By Jaimie Kaffash
16 August 2010
Radical action must be taken to save Britain’s villages, rural organisations have said.
The Rural Coalition warns today that rural services face ‘meltdown’ from spending cuts, housing will be unaffordable to all but the wealthiest and wages will lag 20% behind urban equivalents.
Its report, The rural challenge, sets out the five main issues facing the country communities: housing need; providing good rural services; creating flourishing market towns; and empowering local communities.
The coalition calls on the government to scrap the Conservatives’ Community Right to Build manifesto pledge, which requires 90% support in the community before small-scale developments can go ahead. It warns that this could ‘bring local development to a halt’ and recommends in its place elected parish councils, who would initiate plans themselves.

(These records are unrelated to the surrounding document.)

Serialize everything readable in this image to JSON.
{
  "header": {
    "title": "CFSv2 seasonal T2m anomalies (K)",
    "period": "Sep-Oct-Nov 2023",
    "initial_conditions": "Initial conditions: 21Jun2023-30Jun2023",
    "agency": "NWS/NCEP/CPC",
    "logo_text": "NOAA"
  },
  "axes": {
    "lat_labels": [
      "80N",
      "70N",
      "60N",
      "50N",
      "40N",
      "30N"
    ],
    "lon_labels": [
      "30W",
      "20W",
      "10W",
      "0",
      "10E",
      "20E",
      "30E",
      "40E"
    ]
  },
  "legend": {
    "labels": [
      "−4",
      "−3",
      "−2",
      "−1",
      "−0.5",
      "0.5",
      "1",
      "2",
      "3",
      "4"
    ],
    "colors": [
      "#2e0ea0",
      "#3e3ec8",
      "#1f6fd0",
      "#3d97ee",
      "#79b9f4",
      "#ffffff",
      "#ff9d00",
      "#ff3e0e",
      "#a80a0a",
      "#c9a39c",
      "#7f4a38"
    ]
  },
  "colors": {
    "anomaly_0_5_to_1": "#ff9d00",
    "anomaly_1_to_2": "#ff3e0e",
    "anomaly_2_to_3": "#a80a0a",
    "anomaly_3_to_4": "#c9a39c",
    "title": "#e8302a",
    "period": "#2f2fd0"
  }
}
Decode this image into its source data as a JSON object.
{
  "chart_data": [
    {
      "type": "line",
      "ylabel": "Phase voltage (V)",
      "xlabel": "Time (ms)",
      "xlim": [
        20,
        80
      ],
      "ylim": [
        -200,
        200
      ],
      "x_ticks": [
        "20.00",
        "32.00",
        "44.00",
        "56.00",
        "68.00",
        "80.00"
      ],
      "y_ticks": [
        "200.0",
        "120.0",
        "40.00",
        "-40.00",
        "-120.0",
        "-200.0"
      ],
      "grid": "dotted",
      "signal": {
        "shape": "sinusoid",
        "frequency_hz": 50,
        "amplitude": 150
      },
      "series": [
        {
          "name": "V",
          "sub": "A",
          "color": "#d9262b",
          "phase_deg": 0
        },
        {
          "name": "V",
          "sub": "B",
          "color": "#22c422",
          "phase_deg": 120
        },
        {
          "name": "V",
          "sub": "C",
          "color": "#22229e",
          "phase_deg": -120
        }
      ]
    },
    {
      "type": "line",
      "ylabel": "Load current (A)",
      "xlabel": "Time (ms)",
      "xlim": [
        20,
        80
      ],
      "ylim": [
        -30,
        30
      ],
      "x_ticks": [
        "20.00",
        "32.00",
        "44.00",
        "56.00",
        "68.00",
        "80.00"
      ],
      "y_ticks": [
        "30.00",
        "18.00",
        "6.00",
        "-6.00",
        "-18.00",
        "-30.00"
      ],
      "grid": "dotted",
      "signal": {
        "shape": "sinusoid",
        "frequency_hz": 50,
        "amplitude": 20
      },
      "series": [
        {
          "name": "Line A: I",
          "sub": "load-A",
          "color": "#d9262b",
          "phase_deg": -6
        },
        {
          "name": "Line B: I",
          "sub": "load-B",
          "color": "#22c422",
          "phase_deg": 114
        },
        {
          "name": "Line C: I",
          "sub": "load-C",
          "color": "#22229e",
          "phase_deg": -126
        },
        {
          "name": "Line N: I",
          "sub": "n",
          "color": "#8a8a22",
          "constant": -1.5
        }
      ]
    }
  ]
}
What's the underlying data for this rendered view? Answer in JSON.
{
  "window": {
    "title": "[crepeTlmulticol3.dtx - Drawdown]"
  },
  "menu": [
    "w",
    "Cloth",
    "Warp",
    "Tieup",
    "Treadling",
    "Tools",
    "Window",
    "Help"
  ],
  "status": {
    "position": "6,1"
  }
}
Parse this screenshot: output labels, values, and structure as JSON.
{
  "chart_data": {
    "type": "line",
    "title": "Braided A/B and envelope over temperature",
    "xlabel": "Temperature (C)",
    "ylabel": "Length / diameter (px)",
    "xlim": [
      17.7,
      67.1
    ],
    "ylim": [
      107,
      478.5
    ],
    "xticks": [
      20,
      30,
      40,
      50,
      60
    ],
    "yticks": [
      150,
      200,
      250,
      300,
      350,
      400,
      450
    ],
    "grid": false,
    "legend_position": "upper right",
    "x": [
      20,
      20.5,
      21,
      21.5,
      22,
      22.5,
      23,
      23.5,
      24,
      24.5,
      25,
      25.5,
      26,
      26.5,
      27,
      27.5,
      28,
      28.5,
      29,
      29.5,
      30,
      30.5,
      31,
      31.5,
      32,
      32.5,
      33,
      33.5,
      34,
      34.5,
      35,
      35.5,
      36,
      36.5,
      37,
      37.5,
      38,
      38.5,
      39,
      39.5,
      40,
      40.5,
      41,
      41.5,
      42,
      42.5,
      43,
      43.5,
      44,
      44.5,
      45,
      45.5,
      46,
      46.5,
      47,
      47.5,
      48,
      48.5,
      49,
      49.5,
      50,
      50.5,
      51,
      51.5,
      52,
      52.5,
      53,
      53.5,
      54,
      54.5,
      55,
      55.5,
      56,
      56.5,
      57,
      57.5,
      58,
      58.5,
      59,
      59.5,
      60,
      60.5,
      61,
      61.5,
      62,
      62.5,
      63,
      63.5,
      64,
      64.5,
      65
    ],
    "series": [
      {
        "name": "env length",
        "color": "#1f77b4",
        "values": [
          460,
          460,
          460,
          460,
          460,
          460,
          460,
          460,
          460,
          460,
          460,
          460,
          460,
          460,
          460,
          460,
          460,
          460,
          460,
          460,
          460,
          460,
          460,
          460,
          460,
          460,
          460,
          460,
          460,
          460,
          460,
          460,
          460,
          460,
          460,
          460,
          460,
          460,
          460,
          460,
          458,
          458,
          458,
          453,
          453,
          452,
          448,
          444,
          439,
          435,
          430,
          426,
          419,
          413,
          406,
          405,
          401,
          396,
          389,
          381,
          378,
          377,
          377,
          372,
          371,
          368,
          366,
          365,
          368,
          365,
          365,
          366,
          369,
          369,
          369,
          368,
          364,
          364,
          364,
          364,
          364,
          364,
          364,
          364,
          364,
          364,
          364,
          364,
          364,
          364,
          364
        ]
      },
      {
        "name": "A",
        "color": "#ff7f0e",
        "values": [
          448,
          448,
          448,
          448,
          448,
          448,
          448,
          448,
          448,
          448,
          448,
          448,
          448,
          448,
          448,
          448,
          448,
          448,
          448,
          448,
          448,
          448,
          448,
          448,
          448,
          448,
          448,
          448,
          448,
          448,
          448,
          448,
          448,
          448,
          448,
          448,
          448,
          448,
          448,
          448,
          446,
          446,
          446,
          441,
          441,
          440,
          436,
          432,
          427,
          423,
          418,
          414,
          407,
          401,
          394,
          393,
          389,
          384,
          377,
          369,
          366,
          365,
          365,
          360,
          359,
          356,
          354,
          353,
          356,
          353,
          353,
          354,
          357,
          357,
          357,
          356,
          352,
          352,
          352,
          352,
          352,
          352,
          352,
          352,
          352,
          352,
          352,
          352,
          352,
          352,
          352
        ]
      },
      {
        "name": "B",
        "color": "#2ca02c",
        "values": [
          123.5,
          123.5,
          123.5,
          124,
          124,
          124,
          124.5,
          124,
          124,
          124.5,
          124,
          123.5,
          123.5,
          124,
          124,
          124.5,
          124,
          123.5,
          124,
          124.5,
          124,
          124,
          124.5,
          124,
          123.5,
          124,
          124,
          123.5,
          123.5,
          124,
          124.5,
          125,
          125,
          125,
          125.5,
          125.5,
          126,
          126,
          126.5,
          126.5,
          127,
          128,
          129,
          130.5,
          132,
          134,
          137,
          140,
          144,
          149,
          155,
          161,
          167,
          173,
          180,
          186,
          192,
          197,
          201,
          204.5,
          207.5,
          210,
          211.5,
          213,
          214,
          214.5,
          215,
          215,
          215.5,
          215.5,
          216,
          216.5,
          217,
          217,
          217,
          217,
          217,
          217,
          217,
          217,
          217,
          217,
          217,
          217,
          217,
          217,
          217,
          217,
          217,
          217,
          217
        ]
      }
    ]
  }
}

It also urges the government to allow rural communities to share any savings made so they can develop innovative alternatives, such as community ownership of post offices, pubs and transport.
Chair
Matthew Taylor, who led a review of affordable housing and rural economies in
2008, said: ‘On its current course, with no change in policy and no commitment
to action, much of the countryside is becoming part dormitory, part theme park
and part retirement home.
‘We need a fundamental change of approach at both national and local levels to
give rural communities a more sustainable future. The rural coalition believes
the government's commitment to localism and the Big Society opens the door to
those reforms – but as yet there is a very real risk that in practice cuts will
fall heaviest in rural communities which may lose services altogether, and
opportunities will be missed to make rural communities prosper.’
The Rural Coalition is made up of a range of organisations including the Local Government Association, the Campaign to Protect Rural England and the Town & Country Planning Association.